India has the world’s highest number of malnourished children, yet obesity in urban children is a new and menacing problem. The country has armed itself with nuclear weapons, but has difficulty providing drinking water to millions of its citizens. It ranks low in the United Nations’ Human Development Index, which measures quality of life, trailing even Sri Lanka and the Maldives in meeting targets set in the U.N. Millennium Development Goals Report, but in terms of purchasing parity, India is the third-biggest economy in the world after the United States and China. During the call center boom time, the country saw the rapid emergence of a large new class of young urbanites keen to flash their disposable incomes, and as a result a luxury market in India exploded, with every international brand from Louis Vuitton to Greubel Forsey vying for their slice of this burgeoning market. Yet, with its shackled judicial system and excessive regulation, India struggles with a reputation as a “mostly unfree” economy coming in at 123 in the 2009 Index of Economic Freedom, trailing even Gabon.
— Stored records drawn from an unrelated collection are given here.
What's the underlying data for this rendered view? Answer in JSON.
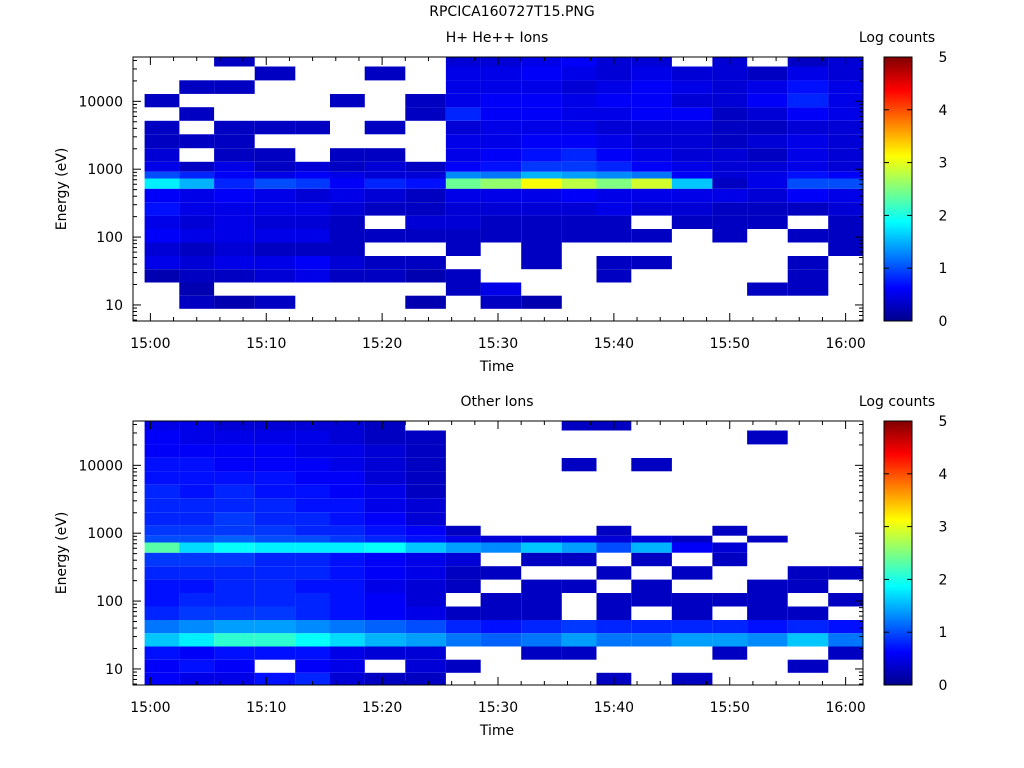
{
  "page_title": "RPCICA160727T15.PNG",
  "colorscale": {
    "stops": [
      "#00008c",
      "#0000ff",
      "#0080ff",
      "#00ffff",
      "#80ff80",
      "#ffff00",
      "#ff8000",
      "#ff0000",
      "#800000"
    ]
  },
  "chart_data": [
    {
      "type": "heatmap",
      "title": "H+ He++ Ions",
      "xlabel": "Time",
      "ylabel": "Energy (eV)",
      "y_scale": "log",
      "ylim": [
        5.8,
        45000
      ],
      "x_ticks": [
        "15:00",
        "15:10",
        "15:20",
        "15:30",
        "15:40",
        "15:50",
        "16:00"
      ],
      "y_ticks": [
        {
          "value": 10,
          "label": "10"
        },
        {
          "value": 100,
          "label": "100"
        },
        {
          "value": 1000,
          "label": "1000"
        },
        {
          "value": 10000,
          "label": "10000"
        }
      ],
      "colorbar": {
        "label": "Log counts",
        "range": [
          0,
          5
        ],
        "ticks": [
          "0",
          "1",
          "2",
          "3",
          "4",
          "5"
        ]
      },
      "time_bins": [
        "15:01",
        "15:04",
        "15:07",
        "15:11",
        "15:14",
        "15:17",
        "15:20",
        "15:24",
        "15:27",
        "15:30",
        "15:34",
        "15:37",
        "15:40",
        "15:43",
        "15:47",
        "15:50",
        "15:53",
        "15:57",
        "16:00"
      ],
      "energy_bins_eV": [
        7,
        11,
        17,
        27,
        42,
        66,
        105,
        165,
        260,
        410,
        650,
        820,
        1030,
        1600,
        2600,
        4100,
        6500,
        10300,
        16000,
        26000,
        41000
      ],
      "log_counts": [
        [
          0,
          0,
          0,
          0,
          0,
          0,
          0,
          0,
          0,
          0,
          0,
          0,
          0,
          0,
          0,
          0,
          0,
          0,
          0
        ],
        [
          0,
          0.3,
          0.2,
          0.3,
          0,
          0,
          0,
          0.2,
          0,
          0.3,
          0.2,
          0,
          0,
          0,
          0,
          0,
          0,
          0,
          0
        ],
        [
          0,
          0.2,
          0,
          0,
          0,
          0,
          0,
          0,
          0.3,
          0.5,
          0,
          0,
          0,
          0,
          0,
          0,
          0.3,
          0.3,
          0
        ],
        [
          0.2,
          0.3,
          0.3,
          0.4,
          0.5,
          0.3,
          0.3,
          0.2,
          0.3,
          0,
          0,
          0,
          0.3,
          0,
          0,
          0,
          0,
          0.3,
          0
        ],
        [
          0.5,
          0.4,
          0.5,
          0.5,
          0.6,
          0.4,
          0.3,
          0.3,
          0,
          0,
          0.3,
          0,
          0.3,
          0.3,
          0,
          0,
          0,
          0.3,
          0
        ],
        [
          0.4,
          0.3,
          0.4,
          0.3,
          0.3,
          0.3,
          0,
          0,
          0.3,
          0,
          0.3,
          0,
          0,
          0,
          0,
          0,
          0,
          0,
          0.3
        ],
        [
          0.6,
          0.5,
          0.5,
          0.5,
          0.5,
          0.3,
          0.3,
          0.3,
          0.3,
          0.3,
          0.3,
          0.3,
          0.3,
          0.3,
          0,
          0.3,
          0,
          0.3,
          0.3
        ],
        [
          0.5,
          0.4,
          0.5,
          0.4,
          0.4,
          0.3,
          0,
          0.4,
          0.4,
          0.3,
          0.3,
          0.3,
          0.3,
          0,
          0.3,
          0.3,
          0.3,
          0,
          0.3
        ],
        [
          0.7,
          0.5,
          0.5,
          0.5,
          0.5,
          0.4,
          0.3,
          0.3,
          0.4,
          0.4,
          0.4,
          0.4,
          0.5,
          0.4,
          0.4,
          0.3,
          0.3,
          0.3,
          0.4
        ],
        [
          0.6,
          0.5,
          0.6,
          0.5,
          0.4,
          0.5,
          0.4,
          0.3,
          0.5,
          0.5,
          0.5,
          0.6,
          0.5,
          0.5,
          0.5,
          0.5,
          0.4,
          0.6,
          0.5
        ],
        [
          1.8,
          1.5,
          0.8,
          1.0,
          0.9,
          0.6,
          0.8,
          0.7,
          2.4,
          2.6,
          3.1,
          2.8,
          2.5,
          2.9,
          1.6,
          0.3,
          0.5,
          1.0,
          1.0
        ],
        [
          1.0,
          0.8,
          0.6,
          0.5,
          0.6,
          0.5,
          0.4,
          0.4,
          1.3,
          1.2,
          1.5,
          1.4,
          1.3,
          1.2,
          0.6,
          0.4,
          0.5,
          0.7,
          0.6
        ],
        [
          0.5,
          0.3,
          0.5,
          0.3,
          0.4,
          0.3,
          0.4,
          0.3,
          0.6,
          0.7,
          0.9,
          0.9,
          0.8,
          0.6,
          0.5,
          0.4,
          0.4,
          0.5,
          0.4
        ],
        [
          0.4,
          0,
          0.3,
          0.3,
          0,
          0.3,
          0.3,
          0,
          0.5,
          0.6,
          0.7,
          0.8,
          0.6,
          0.5,
          0.4,
          0.4,
          0.3,
          0.5,
          0.4
        ],
        [
          0.3,
          0.3,
          0.3,
          0,
          0,
          0,
          0,
          0,
          0.5,
          0.5,
          0.6,
          0.6,
          0.5,
          0.4,
          0.4,
          0.3,
          0.4,
          0.5,
          0.4
        ],
        [
          0.3,
          0,
          0.3,
          0.3,
          0.3,
          0,
          0.3,
          0,
          0.4,
          0.5,
          0.5,
          0.5,
          0.4,
          0.4,
          0.4,
          0.3,
          0.3,
          0.4,
          0.4
        ],
        [
          0,
          0.3,
          0,
          0,
          0,
          0,
          0,
          0.3,
          0.8,
          0.6,
          0.6,
          0.5,
          0.5,
          0.6,
          0.6,
          0.3,
          0.4,
          0.6,
          0.5
        ],
        [
          0.3,
          0,
          0,
          0,
          0,
          0.3,
          0,
          0.3,
          0.5,
          0.6,
          0.6,
          0.5,
          0.6,
          0.6,
          0.4,
          0.4,
          0.6,
          0.8,
          0.5
        ],
        [
          0,
          0.3,
          0.3,
          0,
          0,
          0,
          0,
          0,
          0.5,
          0.5,
          0.5,
          0.4,
          0.5,
          0.6,
          0.5,
          0.4,
          0.5,
          0.7,
          0.5
        ],
        [
          0,
          0,
          0,
          0.3,
          0,
          0,
          0.3,
          0,
          0.5,
          0.5,
          0.6,
          0.5,
          0.4,
          0.5,
          0.4,
          0.4,
          0.3,
          0.5,
          0.4
        ],
        [
          0,
          0,
          0.3,
          0,
          0,
          0,
          0,
          0,
          0.4,
          0.4,
          0.5,
          0.6,
          0.4,
          0.4,
          0,
          0.4,
          0,
          0.3,
          0.4
        ]
      ]
    },
    {
      "type": "heatmap",
      "title": "Other Ions",
      "xlabel": "Time",
      "ylabel": "Energy (eV)",
      "y_scale": "log",
      "ylim": [
        5.8,
        45000
      ],
      "x_ticks": [
        "15:00",
        "15:10",
        "15:20",
        "15:30",
        "15:40",
        "15:50",
        "16:00"
      ],
      "y_ticks": [
        {
          "value": 10,
          "label": "10"
        },
        {
          "value": 100,
          "label": "100"
        },
        {
          "value": 1000,
          "label": "1000"
        },
        {
          "value": 10000,
          "label": "10000"
        }
      ],
      "colorbar": {
        "label": "Log counts",
        "range": [
          0,
          5
        ],
        "ticks": [
          "0",
          "1",
          "2",
          "3",
          "4",
          "5"
        ]
      },
      "time_bins": [
        "15:01",
        "15:04",
        "15:07",
        "15:11",
        "15:14",
        "15:17",
        "15:20",
        "15:24",
        "15:27",
        "15:30",
        "15:34",
        "15:37",
        "15:40",
        "15:43",
        "15:47",
        "15:50",
        "15:53",
        "15:57",
        "16:00"
      ],
      "energy_bins_eV": [
        7,
        11,
        17,
        27,
        42,
        66,
        105,
        165,
        260,
        410,
        650,
        820,
        1030,
        1600,
        2600,
        4100,
        6500,
        10300,
        16000,
        26000,
        41000
      ],
      "log_counts": [
        [
          0.6,
          0.5,
          0.5,
          0.7,
          0.8,
          0.4,
          0.3,
          0.3,
          0,
          0,
          0,
          0,
          0.3,
          0,
          0.3,
          0,
          0,
          0,
          0
        ],
        [
          0.6,
          0.7,
          0.6,
          0,
          0.6,
          0.5,
          0,
          0.4,
          0.3,
          0,
          0,
          0,
          0,
          0,
          0,
          0,
          0,
          0.3,
          0
        ],
        [
          0.7,
          0.6,
          0.7,
          0.7,
          0.7,
          0.5,
          0.4,
          0.4,
          0,
          0,
          0.3,
          0.3,
          0,
          0,
          0,
          0.3,
          0,
          0,
          0.3
        ],
        [
          1.6,
          1.8,
          2.1,
          2.1,
          1.9,
          1.7,
          1.5,
          1.4,
          1.2,
          1.1,
          1.2,
          1.4,
          1.2,
          1.2,
          1.4,
          1.4,
          1.3,
          1.6,
          1.2
        ],
        [
          1.2,
          1.3,
          1.4,
          1.4,
          1.3,
          1.2,
          1.1,
          1.0,
          0.8,
          0.7,
          0.8,
          0.9,
          0.8,
          0.8,
          0.8,
          0.8,
          0.7,
          0.8,
          0.7
        ],
        [
          0.8,
          0.9,
          0.9,
          0.9,
          0.8,
          0.7,
          0.6,
          0.5,
          0.3,
          0.3,
          0.3,
          0,
          0.3,
          0,
          0.3,
          0,
          0.3,
          0.3,
          0
        ],
        [
          0.7,
          0.8,
          0.8,
          0.8,
          0.8,
          0.7,
          0.6,
          0.4,
          0,
          0.3,
          0.3,
          0,
          0.3,
          0.3,
          0.3,
          0.3,
          0.3,
          0,
          0.3
        ],
        [
          0.7,
          0.7,
          0.8,
          0.8,
          0.7,
          0.7,
          0.5,
          0.4,
          0.3,
          0,
          0.3,
          0.3,
          0,
          0.3,
          0,
          0,
          0.3,
          0.3,
          0
        ],
        [
          0.8,
          0.8,
          0.8,
          0.8,
          0.8,
          0.7,
          0.6,
          0.5,
          0.3,
          0.3,
          0,
          0,
          0.3,
          0,
          0.3,
          0,
          0,
          0.3,
          0.3
        ],
        [
          0.9,
          0.9,
          0.9,
          0.8,
          0.8,
          0.7,
          0.6,
          0.5,
          0.4,
          0,
          0.3,
          0.3,
          0,
          0.3,
          0,
          0.3,
          0,
          0,
          0
        ],
        [
          2.3,
          1.7,
          1.9,
          1.8,
          1.8,
          1.8,
          1.9,
          1.6,
          1.4,
          1.3,
          1.6,
          1.4,
          1.0,
          1.5,
          0.6,
          0.4,
          0,
          0,
          0
        ],
        [
          1.0,
          1.0,
          1.1,
          1.0,
          1.0,
          0.9,
          0.8,
          0.7,
          0.5,
          0.4,
          0.4,
          0.5,
          0.4,
          0.4,
          0.3,
          0,
          0.3,
          0,
          0
        ],
        [
          0.9,
          0.9,
          0.9,
          0.9,
          0.8,
          0.8,
          0.7,
          0.6,
          0.3,
          0,
          0,
          0,
          0.3,
          0,
          0,
          0.3,
          0,
          0,
          0
        ],
        [
          0.8,
          0.8,
          0.9,
          0.8,
          0.8,
          0.7,
          0.6,
          0.4,
          0,
          0,
          0,
          0,
          0,
          0,
          0,
          0,
          0,
          0,
          0
        ],
        [
          0.8,
          0.8,
          0.8,
          0.8,
          0.7,
          0.7,
          0.5,
          0.4,
          0,
          0,
          0,
          0,
          0,
          0,
          0,
          0,
          0,
          0,
          0
        ],
        [
          0.8,
          0.7,
          0.8,
          0.7,
          0.7,
          0.6,
          0.5,
          0.3,
          0,
          0,
          0,
          0,
          0,
          0,
          0,
          0,
          0,
          0,
          0
        ],
        [
          0.7,
          0.7,
          0.7,
          0.7,
          0.6,
          0.6,
          0.4,
          0.3,
          0,
          0,
          0,
          0,
          0,
          0,
          0,
          0,
          0,
          0,
          0
        ],
        [
          0.7,
          0.7,
          0.6,
          0.6,
          0.6,
          0.5,
          0.4,
          0.3,
          0,
          0,
          0,
          0.3,
          0,
          0.3,
          0,
          0,
          0,
          0,
          0
        ],
        [
          0.6,
          0.6,
          0.6,
          0.6,
          0.5,
          0.5,
          0.4,
          0.3,
          0,
          0,
          0,
          0,
          0,
          0,
          0,
          0,
          0,
          0,
          0
        ],
        [
          0.6,
          0.5,
          0.5,
          0.5,
          0.5,
          0.4,
          0.3,
          0.3,
          0,
          0,
          0,
          0,
          0,
          0,
          0,
          0,
          0.3,
          0,
          0
        ],
        [
          0.5,
          0.5,
          0.4,
          0.4,
          0.4,
          0.4,
          0.3,
          0,
          0,
          0,
          0,
          0.3,
          0.3,
          0,
          0,
          0,
          0,
          0,
          0
        ]
      ]
    }
  ]
}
Meanwhile, agrarian crises continue to brew in rural India, with droughts and floods, paradoxically, always major impediments to the earning and survival strategies of millions of people across the nation. In 2009, a much-delayed monsoon once again severely hampered crop production. And to compound natural disaster, India struggles with a massive, often overburdened, infrastructure and bloated bureaucracy. In 2008, the country fell behind China in the Global Corruption Perception Index, and many people on the ground harbor suspicion and some sort of resentment against the government, no matter who’s in charge; studies reveal that Rs 9,000 million is paid in bribes by 30% of the population (which lives below the official poverty line) just to coerce public servants into doing jobs they’re already paid to do. In mid-July 2009, the issue of corruption came into the limelight in a big way when a bridge under construction for the Delhi Metro collapsed and killed six people; reports revealed that the accident was a direct result of cuts to the safety budget on the project, supposedly to save on construction costs, but in actuality a selfish scheme to put more money into the pockets of fewer contractors than was appropriate.